Pathways priming resistance in B‐cell precursor acute lymphoblastic leukemia. (A) The top three most significantly enriched pathways in ex vivo resistant samples per drug (lowest false discovery rate [FDR]‐adjusted P‐value) and, in case of the same pathways being found for other drugs, this is also displayed, even if it was not in the top three most significantly enriched pathways for that drug.
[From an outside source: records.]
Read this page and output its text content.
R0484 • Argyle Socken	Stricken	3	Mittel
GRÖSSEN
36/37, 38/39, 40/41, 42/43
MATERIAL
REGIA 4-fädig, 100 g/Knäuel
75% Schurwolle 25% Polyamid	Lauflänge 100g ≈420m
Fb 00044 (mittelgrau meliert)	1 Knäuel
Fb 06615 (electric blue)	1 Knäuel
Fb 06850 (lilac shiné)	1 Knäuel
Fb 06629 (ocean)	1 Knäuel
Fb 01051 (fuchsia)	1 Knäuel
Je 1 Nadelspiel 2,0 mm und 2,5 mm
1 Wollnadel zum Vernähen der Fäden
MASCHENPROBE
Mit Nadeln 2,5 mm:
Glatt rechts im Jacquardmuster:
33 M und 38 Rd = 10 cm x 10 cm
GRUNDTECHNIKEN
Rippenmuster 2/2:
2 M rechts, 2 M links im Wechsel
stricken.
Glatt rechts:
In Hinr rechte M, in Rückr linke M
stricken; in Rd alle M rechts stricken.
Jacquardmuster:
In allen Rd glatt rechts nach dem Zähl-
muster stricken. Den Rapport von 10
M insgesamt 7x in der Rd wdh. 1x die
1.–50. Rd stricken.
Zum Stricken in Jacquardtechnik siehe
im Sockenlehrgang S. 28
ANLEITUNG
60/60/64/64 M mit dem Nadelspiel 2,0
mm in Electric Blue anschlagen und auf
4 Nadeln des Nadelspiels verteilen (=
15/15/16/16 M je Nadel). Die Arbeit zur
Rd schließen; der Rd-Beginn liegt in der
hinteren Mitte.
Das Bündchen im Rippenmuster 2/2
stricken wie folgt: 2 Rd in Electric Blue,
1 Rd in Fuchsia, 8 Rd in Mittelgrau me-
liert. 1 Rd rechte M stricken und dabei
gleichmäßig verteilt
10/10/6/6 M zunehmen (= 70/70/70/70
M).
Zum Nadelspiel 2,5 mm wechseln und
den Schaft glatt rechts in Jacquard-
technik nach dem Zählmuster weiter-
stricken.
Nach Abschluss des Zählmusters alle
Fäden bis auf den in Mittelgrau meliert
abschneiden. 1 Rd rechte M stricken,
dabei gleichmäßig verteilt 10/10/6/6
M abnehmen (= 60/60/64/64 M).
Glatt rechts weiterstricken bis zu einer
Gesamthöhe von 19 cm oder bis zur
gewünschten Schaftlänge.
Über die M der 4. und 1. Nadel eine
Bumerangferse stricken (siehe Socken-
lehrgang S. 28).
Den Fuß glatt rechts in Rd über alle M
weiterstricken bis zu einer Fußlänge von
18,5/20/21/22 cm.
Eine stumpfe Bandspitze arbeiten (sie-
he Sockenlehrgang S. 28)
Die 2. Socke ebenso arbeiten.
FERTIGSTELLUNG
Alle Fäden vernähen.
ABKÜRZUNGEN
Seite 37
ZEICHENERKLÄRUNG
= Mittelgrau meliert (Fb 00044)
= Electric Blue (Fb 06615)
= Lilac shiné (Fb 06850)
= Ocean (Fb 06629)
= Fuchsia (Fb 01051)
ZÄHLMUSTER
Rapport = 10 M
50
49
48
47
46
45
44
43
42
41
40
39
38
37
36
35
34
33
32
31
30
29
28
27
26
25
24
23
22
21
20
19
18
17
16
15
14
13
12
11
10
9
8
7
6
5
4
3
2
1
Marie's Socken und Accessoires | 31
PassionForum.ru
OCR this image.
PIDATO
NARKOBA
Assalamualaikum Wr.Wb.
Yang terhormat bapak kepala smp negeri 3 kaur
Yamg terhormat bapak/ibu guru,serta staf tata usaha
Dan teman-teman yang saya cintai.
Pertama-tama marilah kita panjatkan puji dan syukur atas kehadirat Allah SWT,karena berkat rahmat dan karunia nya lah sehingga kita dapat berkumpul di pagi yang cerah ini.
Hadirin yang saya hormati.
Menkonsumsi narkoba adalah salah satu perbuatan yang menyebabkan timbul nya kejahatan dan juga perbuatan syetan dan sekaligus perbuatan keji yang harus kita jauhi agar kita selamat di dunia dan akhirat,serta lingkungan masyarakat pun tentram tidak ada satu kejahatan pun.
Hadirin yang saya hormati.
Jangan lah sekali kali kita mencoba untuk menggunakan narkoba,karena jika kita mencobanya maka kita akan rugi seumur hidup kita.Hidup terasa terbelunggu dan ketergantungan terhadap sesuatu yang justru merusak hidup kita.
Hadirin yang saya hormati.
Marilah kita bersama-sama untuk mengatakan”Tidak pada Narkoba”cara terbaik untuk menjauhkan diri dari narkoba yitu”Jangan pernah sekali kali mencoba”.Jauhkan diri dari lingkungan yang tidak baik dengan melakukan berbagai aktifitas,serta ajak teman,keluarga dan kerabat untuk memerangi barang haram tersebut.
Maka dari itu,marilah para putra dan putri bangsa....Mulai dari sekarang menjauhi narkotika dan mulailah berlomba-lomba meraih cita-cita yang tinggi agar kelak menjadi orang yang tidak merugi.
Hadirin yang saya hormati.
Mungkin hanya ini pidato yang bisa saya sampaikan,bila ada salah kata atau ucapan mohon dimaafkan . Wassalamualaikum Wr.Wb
Round shape indicates that the pathway was related to differentially methylated CpG sites (DMCs), and triangle shape indicates that the pathway was associated with genes related to differentially expressed genes (DEGs). Size indicates how many genes were enriched to each pathway, colored according to the −log10 FDR score. (B) Heatmaps showing the different expression levels of genes (log2 expression) related to heme metabolism and (C) T‐cell pathways (bottom), between glucocorticoid (dexamethasone and prednisolone) resistant and sensitive patients. Ams, amsacrine; dexa, dexamethasone; doxo, doxorubicin; eto, etoposide; mito, mitoxantrone; pred, prednisolone; thio, thioguanine; vcr, vincristine.

Figure 4

Single‐cell (sc) profiling of pediatric B‐cell precursor acute lymphoblastic leukemia samples (A) sc‐UMAP plot color‐coded by patient ID. (B) sc‐UMAP plot colored by cell linage. (C) Uniform manifold approximation and projection (UMAP) plots demonstrating gene‐specific expression for ABCB1 and genes involved in KRAS (G0S2), heme (OSBP2, ATP6V0A1), and T‐cell‐related pathways (ITK and TXK).